N° TA95-2507042(TA95-2507042)
Le Tribunal Administratif de Cergy-Pontoise a rejeté la requête en annulation d'un arrêté d'obligation de quitter le territoire français (OQTF) pris à l'encontre d'un ressortissant pakistanais. Le tribunal a jugé que l'arrêté, fondé sur les articles L. 611-1 1° et 5° du code de l'entrée et du séjour des étrangers et du droit d'asile (CESEDA), était régulier en droit, suffisamment motivé et ne méconnaissait pas les droits de la défense ou l'article 8 de la Convention européenne des droits de l'homme. Tous les moyens soulevés par le requérant ont été écartés.
N° TA95-2507047(TA95-2507047)
Le Tribunal administratif de Cergy-Pontoise a rejeté la requête d'un ressortissant sénégalais demandant l'annulation d'un arrêté préfectoral lui enjoignant de quitter le territoire français. La juridiction a estimé que l'obligation de quitter le territoire (OQTF) était suffisamment motivée et ne méconnaissait pas l'article 3 de la Convention européenne des droits de l'homme, le requérant n'ayant pas apporté d'éléments prouvant un risque personnel en cas de retour. La décision s'appuie sur les dispositions du code de l'entrée et du séjour des étrangers et du droit d'asile, notamment l'article L. 613-1.
N° TA95-2507386(TA95-2507386)
Le Tribunal Administratif de Cergy-Pontoise a rejeté la requête de M. B... visant à annuler l'arrêté préfectoral du 3 juin 2025 retirant son titre de séjour.
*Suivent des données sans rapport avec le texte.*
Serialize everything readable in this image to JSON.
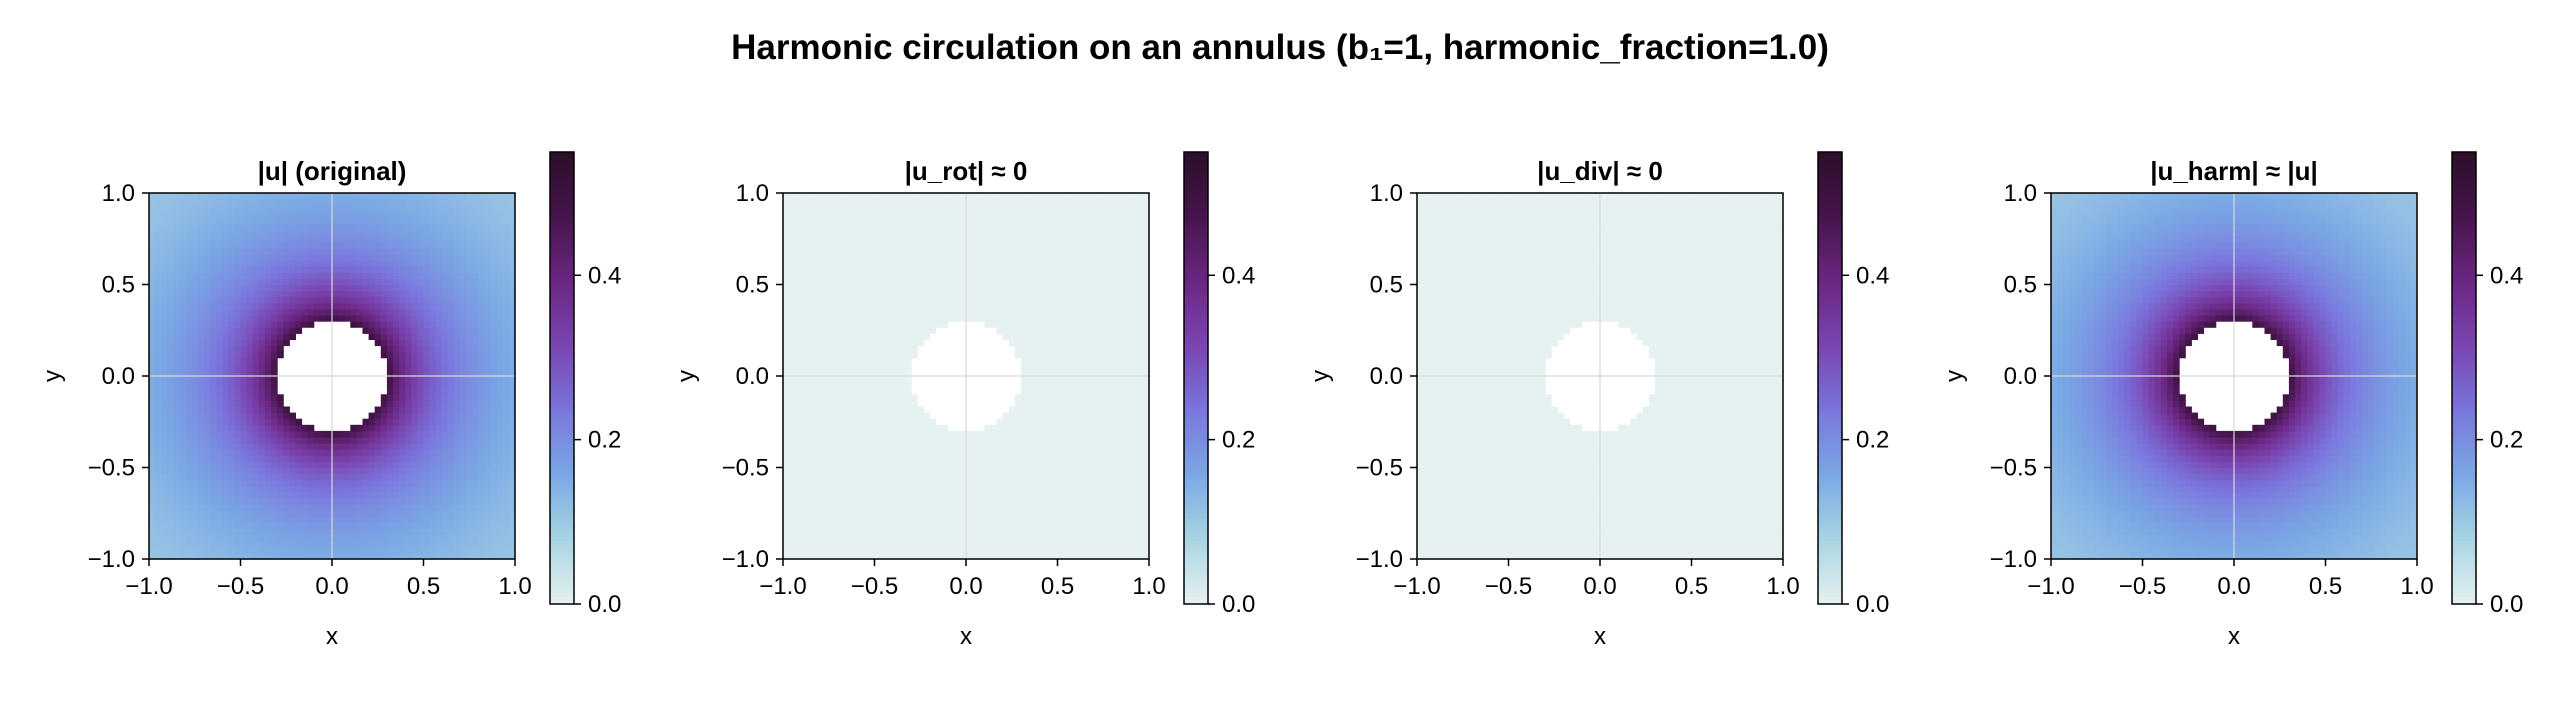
{
  "figure": {
    "title": "Harmonic circulation on an annulus  (b₁=1, harmonic_fraction=1.0)"
  },
  "colormap": {
    "name": "dense",
    "stops": [
      "#e6f1f1",
      "#a9d5e3",
      "#7aa8e4",
      "#7a76dd",
      "#7a46b2",
      "#6b2783",
      "#47154d",
      "#2c0f29"
    ]
  },
  "chart_data": [
    {
      "type": "heatmap",
      "title": "|u| (original)",
      "xlabel": "x",
      "ylabel": "y",
      "xlim": [
        -1.0,
        1.0
      ],
      "ylim": [
        -1.0,
        1.0
      ],
      "xticks": [
        -1.0,
        -0.5,
        0.0,
        0.5,
        1.0
      ],
      "xtick_labels": [
        "−1.0",
        "−0.5",
        "0.0",
        "0.5",
        "1.0"
      ],
      "yticks": [
        -1.0,
        -0.5,
        0.0,
        0.5,
        1.0
      ],
      "ytick_labels": [
        "−1.0",
        "−0.5",
        "0.0",
        "0.5",
        "1.0"
      ],
      "field": "0.15/r",
      "hole_radius": 0.3,
      "grid_resolution": 60,
      "colorbar": {
        "clim": [
          0.0,
          0.55
        ],
        "ticks": [
          0.0,
          0.2,
          0.4
        ],
        "tick_labels": [
          "0.0",
          "0.2",
          "0.4"
        ]
      }
    },
    {
      "type": "heatmap",
      "title": "|u_rot| ≈ 0",
      "xlabel": "x",
      "ylabel": "y",
      "xlim": [
        -1.0,
        1.0
      ],
      "ylim": [
        -1.0,
        1.0
      ],
      "xticks": [
        -1.0,
        -0.5,
        0.0,
        0.5,
        1.0
      ],
      "xtick_labels": [
        "−1.0",
        "−0.5",
        "0.0",
        "0.5",
        "1.0"
      ],
      "yticks": [
        -1.0,
        -0.5,
        0.0,
        0.5,
        1.0
      ],
      "ytick_labels": [
        "−1.0",
        "−0.5",
        "0.0",
        "0.5",
        "1.0"
      ],
      "field": "zero",
      "hole_radius": 0.3,
      "grid_resolution": 60,
      "colorbar": {
        "clim": [
          0.0,
          0.55
        ],
        "ticks": [
          0.0,
          0.2,
          0.4
        ],
        "tick_labels": [
          "0.0",
          "0.2",
          "0.4"
        ]
      }
    },
    {
      "type": "heatmap",
      "title": "|u_div| ≈ 0",
      "xlabel": "x",
      "ylabel": "y",
      "xlim": [
        -1.0,
        1.0
      ],
      "ylim": [
        -1.0,
        1.0
      ],
      "xticks": [
        -1.0,
        -0.5,
        0.0,
        0.5,
        1.0
      ],
      "xtick_labels": [
        "−1.0",
        "−0.5",
        "0.0",
        "0.5",
        "1.0"
      ],
      "yticks": [
        -1.0,
        -0.5,
        0.0,
        0.5,
        1.0
      ],
      "ytick_labels": [
        "−1.0",
        "−0.5",
        "0.0",
        "0.5",
        "1.0"
      ],
      "field": "zero",
      "hole_radius": 0.3,
      "grid_resolution": 60,
      "colorbar": {
        "clim": [
          0.0,
          0.55
        ],
        "ticks": [
          0.0,
          0.2,
          0.4
        ],
        "tick_labels": [
          "0.0",
          "0.2",
          "0.4"
        ]
      }
    },
    {
      "type": "heatmap",
      "title": "|u_harm| ≈ |u|",
      "xlabel": "x",
      "ylabel": "y",
      "xlim": [
        -1.0,
        1.0
      ],
      "ylim": [
        -1.0,
        1.0
      ],
      "xticks": [
        -1.0,
        -0.5,
        0.0,
        0.5,
        1.0
      ],
      "xtick_labels": [
        "−1.0",
        "−0.5",
        "0.0",
        "0.5",
        "1.0"
      ],
      "yticks": [
        -1.0,
        -0.5,
        0.0,
        0.5,
        1.0
      ],
      "ytick_labels": [
        "−1.0",
        "−0.5",
        "0.0",
        "0.5",
        "1.0"
      ],
      "field": "0.15/r",
      "hole_radius": 0.3,
      "grid_resolution": 60,
      "colorbar": {
        "clim": [
          0.0,
          0.55
        ],
        "ticks": [
          0.0,
          0.2,
          0.4
        ],
        "tick_labels": [
          "0.0",
          "0.2",
          "0.4"
        ]
      }
    }
  ]
}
La juridiction a jugé que la décision était régulière, notamment quant à la compétence de son signataire et à sa motivation, et que le retrait était légalement fondé sur une condamnation pour violences conjugales constituant une menace pour l'ordre public au sens de l'article L. 432-4 du code de l'entrée et du séjour des étrangers et du droit d'asile. Elle a également estimé que la décision respectait les stipulations de l'article 8 de la Convention européenne des droits de l'homme.